In a conversation about Manning, US President Barack Obama was unequivocal in saying, “He broke the law.”
Many argued that no truly fair or impartial trial was even possible after the military’s commander-in-chief rendered his opinion on the matter.
Journalists Glenn Greenwald, who published Edward Snowden’s leaked documents about US spy programs, condemned Obama’s move.
“The impropriety of Obama’s public pre-trial declaration of Manning’s guilt (“He broke the law”) is both gross and manifest. How can Manning possibly expect to receive a fair hearing from military officers when their Commander-in-Chief has already decreed his guilt?”
“The prosecution of the whistleblower and alleged WikiLeaks source Bradley Manning is an exercise in intimidation, not justice.”
Greenwald wrote that “Manning deserves gratitude and a medal, not a life in prison” for what he has given the world.
Manning himself described his actions as necessary.
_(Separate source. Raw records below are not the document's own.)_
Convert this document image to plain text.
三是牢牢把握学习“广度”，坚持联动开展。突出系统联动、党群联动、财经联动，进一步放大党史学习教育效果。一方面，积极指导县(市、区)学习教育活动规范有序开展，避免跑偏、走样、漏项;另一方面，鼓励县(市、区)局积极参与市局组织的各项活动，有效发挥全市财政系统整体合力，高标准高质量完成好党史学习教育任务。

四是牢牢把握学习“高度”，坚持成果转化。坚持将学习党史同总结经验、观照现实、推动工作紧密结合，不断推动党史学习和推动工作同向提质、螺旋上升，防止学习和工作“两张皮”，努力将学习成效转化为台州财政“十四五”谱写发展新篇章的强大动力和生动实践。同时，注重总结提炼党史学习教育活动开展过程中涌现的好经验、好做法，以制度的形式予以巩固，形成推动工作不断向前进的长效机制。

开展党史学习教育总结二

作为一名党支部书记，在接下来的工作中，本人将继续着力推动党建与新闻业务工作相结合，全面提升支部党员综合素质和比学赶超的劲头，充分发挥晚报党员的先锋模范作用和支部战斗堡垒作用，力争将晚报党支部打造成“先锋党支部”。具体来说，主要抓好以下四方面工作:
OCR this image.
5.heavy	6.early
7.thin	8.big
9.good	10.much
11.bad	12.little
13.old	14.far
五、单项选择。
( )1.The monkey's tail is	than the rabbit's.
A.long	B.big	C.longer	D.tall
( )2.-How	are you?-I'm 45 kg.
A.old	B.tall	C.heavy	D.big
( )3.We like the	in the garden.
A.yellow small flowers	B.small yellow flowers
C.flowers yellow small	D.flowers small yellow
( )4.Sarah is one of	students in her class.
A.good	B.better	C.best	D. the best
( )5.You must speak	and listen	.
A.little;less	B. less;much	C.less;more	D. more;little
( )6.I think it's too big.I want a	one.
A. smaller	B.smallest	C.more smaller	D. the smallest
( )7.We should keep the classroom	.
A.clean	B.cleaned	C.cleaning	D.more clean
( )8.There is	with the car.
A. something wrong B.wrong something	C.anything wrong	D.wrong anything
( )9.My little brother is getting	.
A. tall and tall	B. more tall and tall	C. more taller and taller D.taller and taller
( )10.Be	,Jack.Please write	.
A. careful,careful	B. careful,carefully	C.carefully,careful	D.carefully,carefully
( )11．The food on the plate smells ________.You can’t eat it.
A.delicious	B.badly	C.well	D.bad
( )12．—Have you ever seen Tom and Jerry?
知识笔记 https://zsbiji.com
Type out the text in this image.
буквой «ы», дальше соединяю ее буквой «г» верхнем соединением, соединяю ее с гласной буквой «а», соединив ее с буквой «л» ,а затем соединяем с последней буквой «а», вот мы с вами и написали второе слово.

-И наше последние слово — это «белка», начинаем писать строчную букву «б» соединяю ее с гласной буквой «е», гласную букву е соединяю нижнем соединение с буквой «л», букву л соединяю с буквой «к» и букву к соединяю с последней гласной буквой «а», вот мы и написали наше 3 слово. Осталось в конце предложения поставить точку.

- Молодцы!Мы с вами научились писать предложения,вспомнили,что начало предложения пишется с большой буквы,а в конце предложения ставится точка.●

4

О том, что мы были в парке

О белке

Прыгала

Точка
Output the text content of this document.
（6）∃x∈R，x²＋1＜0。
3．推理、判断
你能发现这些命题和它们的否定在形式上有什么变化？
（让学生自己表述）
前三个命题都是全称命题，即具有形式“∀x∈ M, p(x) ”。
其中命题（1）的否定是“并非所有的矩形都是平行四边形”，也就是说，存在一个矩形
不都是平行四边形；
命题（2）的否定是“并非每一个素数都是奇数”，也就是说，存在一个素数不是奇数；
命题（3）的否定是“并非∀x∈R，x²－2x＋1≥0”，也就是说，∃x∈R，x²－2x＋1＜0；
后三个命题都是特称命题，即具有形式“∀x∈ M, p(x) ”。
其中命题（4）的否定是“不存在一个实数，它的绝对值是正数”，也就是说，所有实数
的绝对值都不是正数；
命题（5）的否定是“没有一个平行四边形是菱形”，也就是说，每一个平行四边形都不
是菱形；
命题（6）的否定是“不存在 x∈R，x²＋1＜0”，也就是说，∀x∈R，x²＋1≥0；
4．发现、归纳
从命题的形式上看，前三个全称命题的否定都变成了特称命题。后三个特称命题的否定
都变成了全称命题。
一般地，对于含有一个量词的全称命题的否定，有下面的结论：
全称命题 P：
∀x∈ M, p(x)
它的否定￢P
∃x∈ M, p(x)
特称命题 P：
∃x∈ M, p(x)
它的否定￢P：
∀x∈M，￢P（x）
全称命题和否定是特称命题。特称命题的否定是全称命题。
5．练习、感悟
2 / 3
“For me, this seemed similar to a child torturing ants with a magnifying glass,” Manning commented on the video showing US soldiers onboard an Apache helicopter opening fire on Iraqi civilians. In regards to the war logs, he said his opinion remains that the releases consisted of “two of the most significant documents of our time.” The cables, he added,“documented backdoor deals and seemingly criminal activity that didn’t seem” to fit with the public’s perception of an ethically-sound America.
“I thought these cables were the perfect example of a need for more open state diplomacy,” he said.
Manning contacted several US media outlets before going to WikiLeaks, but was rejected by all of them.
He called up The Washington Post and claimed to have materials with “enormous value to the American public.” Manning told the judge that he “spoke for 5 minutes about the general nature” of the documents but said, “I do not believe she took me seriously.”
Rejected, Pfc. Manning approached The New York Times, an outlet he described as “the largest and most popular newspaper” in the world. “I left a message saying I had access to information about Iraq and Afghanistan that I thought was very important,” he said.
“I never received a reply from the New York Times,” claimed Manning, even though he left the paper with multiple ways to be reached, including his Skype contact.
Believing there were few appropriate conduits for the materials he collected as an intelligence officer, he said WikiLeaks “seemed to be the best medium for publishing this information.”
The best quote that describes Manning’s intentions was his online confession to online confident days before his arrest in Iraq:
“Hypothetical question: If you had free reign [sic] over classified networks for long periods of time … say, eight to nine … and you saw incredible things, awful things … things that belonged in the public domain, and not on some server stored in a dark room in Washington DC … what would you do?”